Potential new fluoroquinolone treatments for suspected bacterial keratitis

Abstract

Topical fluoroquinolones (FQs) are an established treatment for suspected microbial keratitis. An increased FQ resistance in some classes of bacterial pathogens is a concern. Some recently developed FQs have an extended spectrum of activity, making them a suitable alternative for topical ophthalmic use. For example, the new generation FQs, avarofloxacin, delafloxacin, finafloxacin, lascufloxacin, nadifloxacin, levonadifloxacin, nemonoxacin and zabofloxacin have good activity against the common ophthalmic pathogens such as Staphylococcus aureus, Pseudomonas aeruginosa, Streptococcus pneumoniae and several of the Enterobacteriaceae However, because there are no published ophthalmic break-point concentrations, the susceptibility of an isolated micro-organism to a topical FQ is extrapolated from systemic break-point data and wild type susceptibility. The purpose of this review is to compare the pharmacokinetics and pharmacodynamics of the FQs licensed for topical ophthalmic use with the same parameters for new generation FQs. We performed a literature review of the FQs approved for topical treatment and the new generation FQs licensed to treat systemic infections. We then compared the minimum inhibitory concentrations (MIC) of bacterial isolates and the published concentrations that FQs achieved in the cornea and aqueous. We also considered the potential suitability of new generation FQs for topical use based on their medicinal properties. Notably, we found significant variation in the reported corneal and aqueous FQ concentrations so that reliance on the reported mean concentration may not be appropriate, and the first quartile concentration may be more clinically relevant. The provision of the MIC for the microorganism together with the achieved lower (first) quartile concentration of a FQ in the cornea could inform management decisions such as whether to continue with the prescribed antimicrobial, increase the frequency of application, use a combination of antimicrobials or change treatment.

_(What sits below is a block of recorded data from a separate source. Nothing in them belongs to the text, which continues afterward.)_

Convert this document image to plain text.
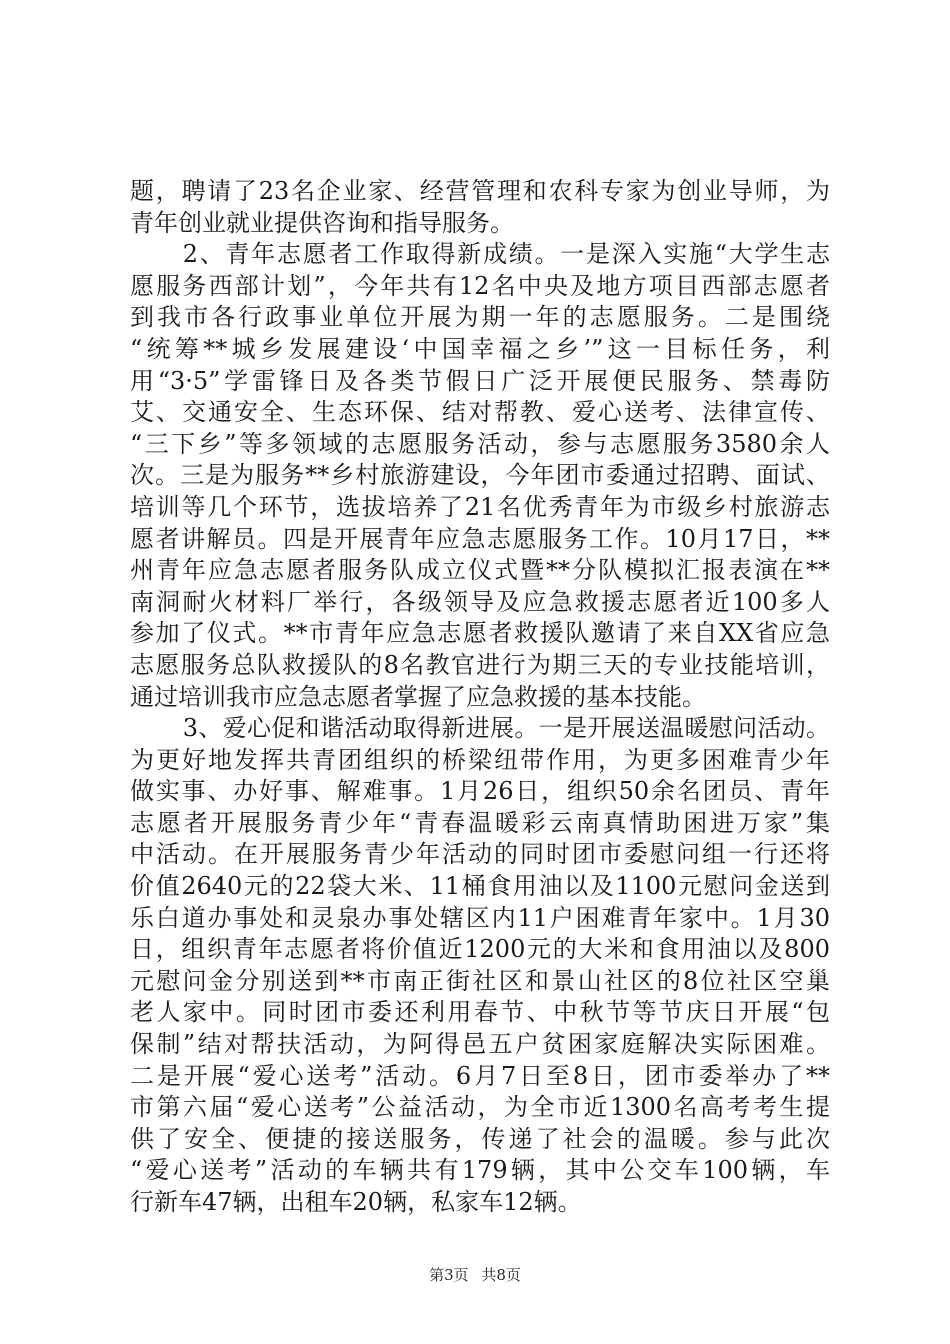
题，聘请了23名企业家、经营管理和农科专家为创业导师，为
青年创业就业提供咨询和指导服务。
2、青年志愿者工作取得新成绩。一是深入实施“大学生志
愿服务西部计划”，今年共有12名中央及地方项目西部志愿者
到我市各行政事业单位开展为期一年的志愿服务。二是围绕
“统筹**城乡发展建设‘中国幸福之乡’”这一目标任务，利
用“3·5”学雷锋日及各类节假日广泛开展便民服务、禁毒防
艾、交通安全、生态环保、结对帮教、爱心送考、法律宣传、
“三下乡”等多领域的志愿服务活动，参与志愿服务3580余人
次。三是为服务**乡村旅游建设，今年团市委通过招聘、面试、
培训等几个环节，选拔培养了21名优秀青年为市级乡村旅游志
愿者讲解员。四是开展青年应急志愿服务工作。10月17日，**
州青年应急志愿者服务队成立仪式暨**分队模拟汇报表演在**
南洞耐火材料厂举行，各级领导及应急救援志愿者近100多人
参加了仪式。**市青年应急志愿者救援队邀请了来自XX省应急
志愿服务总队救援队的8名教官进行为期三天的专业技能培训，
通过培训我市应急志愿者掌握了应急救援的基本技能。
3、爱心促和谐活动取得新进展。一是开展送温暖慰问活动。
为更好地发挥共青团组织的桥梁纽带作用，为更多困难青少年
做实事、办好事、解难事。1月26日，组织50余名团员、青年
志愿者开展服务青少年“青春温暖彩云南真情助困进万家”集
中活动。在开展服务青少年活动的同时团市委慰问组一行还将
价值2640元的22袋大米、11桶食用油以及1100元慰问金送到
乐白道办事处和灵泉办事处辖区内11户困难青年家中。1月30
日，组织青年志愿者将价值近1200元的大米和食用油以及800
元慰问金分别送到**市南正街社区和景山社区的8位社区空巢
老人家中。同时团市委还利用春节、中秋节等节庆日开展“包
保制”结对帮扶活动，为阿得邑五户贫困家庭解决实际困难。
二是开展“爱心送考”活动。6月7日至8日，团市委举办了**
市第六届“爱心送考”公益活动，为全市近1300名高考考生提
供了安全、便捷的接送服务，传递了社会的温暖。参与此次
“爱心送考”活动的车辆共有179辆，其中公交车100辆，车
行新车47辆，出租车20辆，私家车12辆。
第3页 共8页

Keywords: Cornea; Infection; Pharmacology; Treatment Medical.

Figure 1

The bicyclic core structure of fluoroquinolones. X and Y are carbon or nitrogen atoms. A carbon atom at Y defines the quinolones. Fluoroquinolones have a fluorine (F) atom at C6. Different substitutions at positions R1, R5, R7 and R8 can improve the activity of the drug. Adapted from Pham et al and Rusu et al

Figure 2

Structures of second, third and fourth generation fluoroquinolones. Molecular formula (MF), Molecular weight (MW in Daltons). A. Second generation fluoroquinolones. B. Third (levofloxacin and gatifloxacin) and fourth (moxifloxacin) generation fluoroquinolones

Figure 3

Structures of newest fluoroquinolones. Adapted from Rusu et al.

Figure 4

Structures of tobramycin-ciprofloxacin and tobramycin-moxifloxacin hybrids. Re-drawn from Domalaon et al.

Figure 5

Mechanism of action of fluoroquinolones. DNA gyrase blockade inhibits the supercoiling of bacterial DNA in gram-negative bacteria, while topoisomerase IV inhibition prevents the segregation of replicated DNA in gram-positive bacteria. Adapted from Rusu et al.